The most dangerous threat to America? White male entitlement.

As witness after witness testified to the Jan. 6 House select committee Thursday about Donald Trump’s deranged and possibly illegal plot to cling to power, it was impossible to ignore his sense of entitlement. What was this system for, if not to give him whatever he wanted? And if it wouldn’t, he would tear it down.

That’s not just his story; it’s also the story of those who stormed the Capitol on his behalf. And it’s increasingly the story of the Republican Party. In our ongoing debate about what the Constitution means and whether we should have a genuine democracy, it is the people who have been given the most advantages who are most willing, even eager, to destroy the American system.

This is about much more than Jan. 6, 2021(…)


EJ Dionne/WaPo:

 Finally, the dam is breaking against Trump

“The dam,” she declared, “has begun to break.”

Cheney, the committee’s vice chair, was speaking largely of new investigative opportunities that a parade of witnesses has opened into President Donald Trump’s illicit effort to maintain power. But her statement had much broader implications.

The Jan. 6 committee has fundamentally altered public perceptions of Trump’s role in the violence at the Capitol.
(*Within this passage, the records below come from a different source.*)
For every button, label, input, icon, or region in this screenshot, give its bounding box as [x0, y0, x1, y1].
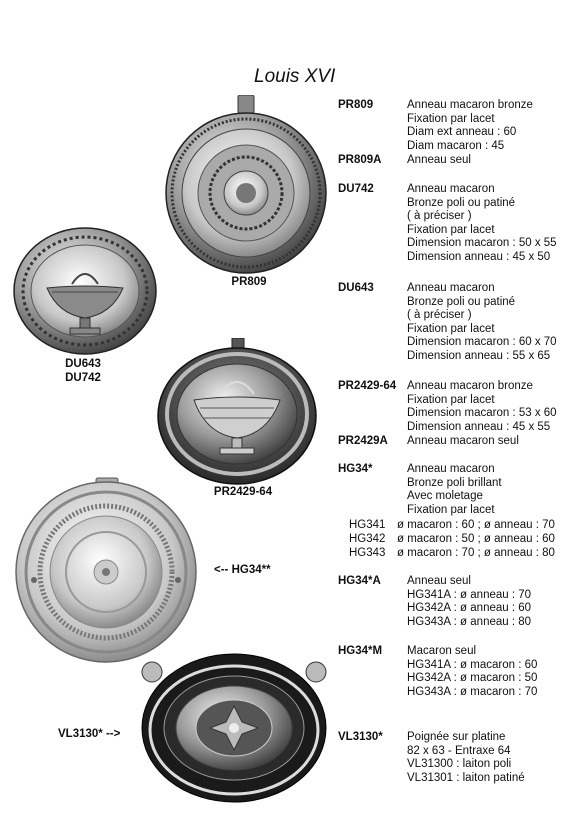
hg34-ring-image	[8, 476, 204, 664]
hg34-arrow-label: <-- HG34**	[214, 564, 271, 576]
vl3130-handle-image	[138, 642, 330, 814]
vl3130-arrow-label: VL3130* -->	[58, 728, 121, 740]
product-description: Anneau macaron Bronze poli ou patiné ( à préciser ) Fixation par lacet Dimension macaron : 50 x 55 Dimension anneau : 45 x 50	[407, 183, 557, 263]
product-code: DU643	[338, 282, 374, 294]
pr2429-ring-image	[156, 338, 318, 486]
product-description: Macaron seul HG341A : ø macaron : 60 HG342A : ø macaron : 50 HG343A : ø macaron : 70	[407, 645, 538, 698]
product-description: Anneau macaron bronze Fixation par lacet Dimension macaron : 53 x 60 Dimension anneau : 45 x 55	[407, 380, 557, 433]
page-title: Louis XVI	[254, 66, 336, 87]
du742-caption: DU742	[65, 372, 101, 384]
du643-ring-image	[12, 226, 158, 356]
product-description: Anneau macaron seul	[407, 435, 519, 447]
product-description: Anneau macaron Bronze poli brillant Avec moletage Fixation par lacet	[407, 463, 502, 516]
product-code: HG34*	[338, 463, 373, 475]
hg34-variant-row: HG343 ø macaron : 70 ; ø anneau : 80	[349, 547, 555, 559]
product-code: PR809A	[338, 154, 382, 166]
pr809-ring-image	[164, 95, 328, 275]
product-description: Anneau macaron Bronze poli ou patiné ( à préciser ) Fixation par lacet Dimension macaron : 60 x 70 Dimension anneau : 55 x 65	[407, 282, 557, 362]
product-description: Anneau seul HG341A : ø anneau : 70 HG342A : ø anneau : 60 HG343A : ø anneau : 80	[407, 575, 532, 628]
pr809-caption: PR809	[231, 276, 267, 288]
du643-caption: DU643	[65, 358, 101, 370]
hg34-variant-row: HG341 ø macaron : 60 ; ø anneau : 70	[349, 519, 555, 531]
product-code: PR2429A	[338, 435, 388, 447]
product-code: HG34*M	[338, 645, 383, 657]
product-code: DU742	[338, 183, 374, 195]
hg34-variant-row: HG342 ø macaron : 50 ; ø anneau : 60	[349, 533, 555, 545]
product-description: Anneau seul	[407, 154, 471, 166]
product-description: Poignée sur platine 82 x 63 - Entraxe 64 VL31300 : laiton poli VL31301 : laiton patiné	[407, 731, 525, 784]
product-code: PR2429-64	[338, 380, 397, 392]
product-code: VL3130*	[338, 731, 383, 743]
product-code: PR809	[338, 99, 374, 111]
product-description: Anneau macaron bronze Fixation par lacet Diam ext anneau : 60 Diam macaron : 45	[407, 99, 533, 152]
product-code: HG34*A	[338, 575, 381, 587]
pr2429-caption: PR2429-64	[213, 486, 273, 498]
Leonard Pitts, Jr/Miami Herald:

You’ve been too quiet, Merrick Garland. Show us you will vigorously defend democracy

Dear Attorney General Merrick Garland:

In a press conference Wednesday, you seemed fed up with carping about the perceived timidity and inertia of your department and you. “A central tenet of the rule of law,” you said, “is that we do not do our investigations in public.” You added that, “We have to hold accountable every person who is criminally responsible for trying to overturn a legitimate election … in a way filled with integrity and professionalism.” In other words: Back off and let us do our jobs. Your pique is arguably understandable. But there is something here you may not be grasping.

People are impatient, yes. They demand accountability, yes. But the other factor at play is simply that it’s been a very tough time for the aforementioned rule of law. One is reminded of an old trope from Western movies: The angry mob descends on the jailhouse with torches and rope, ready to drag out some prisoner and do street justice. But the sheriff stands them off, tells them to leave the prisoner’s fate to the law. Clichéd as that scene is, it captures an important truth. Fealty to the rule of law is not a native instinct. To the contrary, the native instinct is to demand instant satisfaction if somebody has done you wrong. But the rule of law asks us to exchange torches and rope for a set of rules to be administered on our behalf by the government. Thus do human beings carve civil societies from wildernesses of social primitivism.

The Bulwark:

Wisconsin Swing Voters Are Done With Trump and Biden—and Not Sold on DeSantis

Trump-to-Biden voters don’t want the olds.

“Trump, I would have to agree, was great for our economy, but he was an embarrassment by the way he spoke, his tweets, his attitude,” commented Ginger, 62, from Sherwood. “He was not in control of his emotions, and I found that to be very embarrassing for the leader of our country. Biden is just so confused, and he’s almost like a puppet who is saying what somebody tells him to say. Anytime he speaks, he gets so confused. I think he needs to enjoy retirement.”

“I just don’t feel [Biden] is all there enough to keep going. He’s too old for [the presidency],” remarked Jamie, 36, from Green Bay.